Am Fam Physician. 2025;112(3):242A
Author disclosure: No relevant financial relationships.
To the Editor:
A 66-year-old man presented to our dermatology clinic with a worsening rash that developed 3 to 4 years earlier. His primary care physician initially diagnosed intertrigo and prescribed clotrimazole-betamethasone cream, which he used once daily during that multiyear period, obtaining multiple refills. The cream provided relief, but missed applications resulted in flare-ups, pain, blistering, and bleeding.
Examination found purpuric atrophic patches on the bilateral inguinal folds extending to the inner thighs (Figure 1). A 4-mm punch biopsy of the right inner thigh showed epidermal atrophy, hemorrhage, and complete loss of the dermis, consistent with topical steroid–induced skin atrophy. The patient was counseled on skin atrophy resulting from prolonged topical steroid use and instructed to taper off the clotrimazolebetamethasone cream and start tacrolimus ointment.

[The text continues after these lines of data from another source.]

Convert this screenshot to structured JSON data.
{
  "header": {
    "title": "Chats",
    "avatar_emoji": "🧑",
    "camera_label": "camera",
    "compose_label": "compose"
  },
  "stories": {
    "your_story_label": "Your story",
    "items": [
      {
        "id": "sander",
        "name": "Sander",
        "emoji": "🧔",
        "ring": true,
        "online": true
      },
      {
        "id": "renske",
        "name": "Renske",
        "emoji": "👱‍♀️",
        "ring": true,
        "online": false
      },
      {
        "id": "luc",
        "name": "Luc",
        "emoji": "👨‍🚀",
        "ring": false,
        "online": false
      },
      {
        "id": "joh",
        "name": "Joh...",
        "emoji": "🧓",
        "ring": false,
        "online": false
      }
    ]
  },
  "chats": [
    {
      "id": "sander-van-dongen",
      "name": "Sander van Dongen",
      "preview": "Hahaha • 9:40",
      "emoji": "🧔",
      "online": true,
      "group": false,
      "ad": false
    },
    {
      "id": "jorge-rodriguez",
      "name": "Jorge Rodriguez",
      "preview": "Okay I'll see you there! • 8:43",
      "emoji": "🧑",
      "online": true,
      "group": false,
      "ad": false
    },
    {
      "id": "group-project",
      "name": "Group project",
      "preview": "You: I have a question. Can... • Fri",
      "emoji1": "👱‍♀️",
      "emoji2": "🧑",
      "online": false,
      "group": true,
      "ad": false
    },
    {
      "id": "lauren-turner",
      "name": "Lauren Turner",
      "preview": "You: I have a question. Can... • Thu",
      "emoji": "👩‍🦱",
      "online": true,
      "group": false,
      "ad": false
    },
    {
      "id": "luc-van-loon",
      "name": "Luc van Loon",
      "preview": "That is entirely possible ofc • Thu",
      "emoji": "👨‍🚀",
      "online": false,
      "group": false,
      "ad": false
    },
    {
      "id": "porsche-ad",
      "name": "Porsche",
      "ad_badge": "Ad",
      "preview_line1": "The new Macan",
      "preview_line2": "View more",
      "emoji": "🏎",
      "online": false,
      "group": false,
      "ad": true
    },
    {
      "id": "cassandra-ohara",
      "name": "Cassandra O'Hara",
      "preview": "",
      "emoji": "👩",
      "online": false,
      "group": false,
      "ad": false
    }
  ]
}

This case highlights the potential risks of prolonged topical steroid use, especially in intertriginous areas. Skin atrophy, one of the most prevalent and consequential adverse effects of long-term topical steroid treatment, begins 3 to 14 days after initiation of use.1 Due to vasoconstriction, steroid application temporarily relieves the burning sensation caused by skin atrophy.2 Due to rebound vasodilation, the sensation is further exacerbated with steroid withdrawal.2 The risk of steroid-induced atrophy increases with higher-potency topical steroids, use on body sites with thinner skin (eg, intertriginous areas), prolonged use, and occlusion.2
Because family physicians commonly manage dermatologic conditions, counseling patients regarding safe use of topical steroids and combination topical treatments is essential. To prevent skin atrophy and other adverse effects, we recommend the following3–6: (1) consider steroid-sparing alternatives, such as topical calcineurin inhibitors, when appropriate; (2) if topical steroids are necessary, use the lowest effective potency and limit application to 2 to 4 weeks for most conditions; (3) for chronic conditions requiring longer treatment, implement a weekend-only regimen; (4) if the condition does not improve with appropriate steroid use, consider biopsy and referral to a dermatologist; (5) educate patients on proper use and potential adverse effects of topical steroids; (6) schedule regular follow-up appointments to assess effectiveness and adverse effects.
This case is a reminder of the importance of patient counseling on judicious topical steroid use and the need for regular reassessment of chronic skin conditions to prevent adverse effects.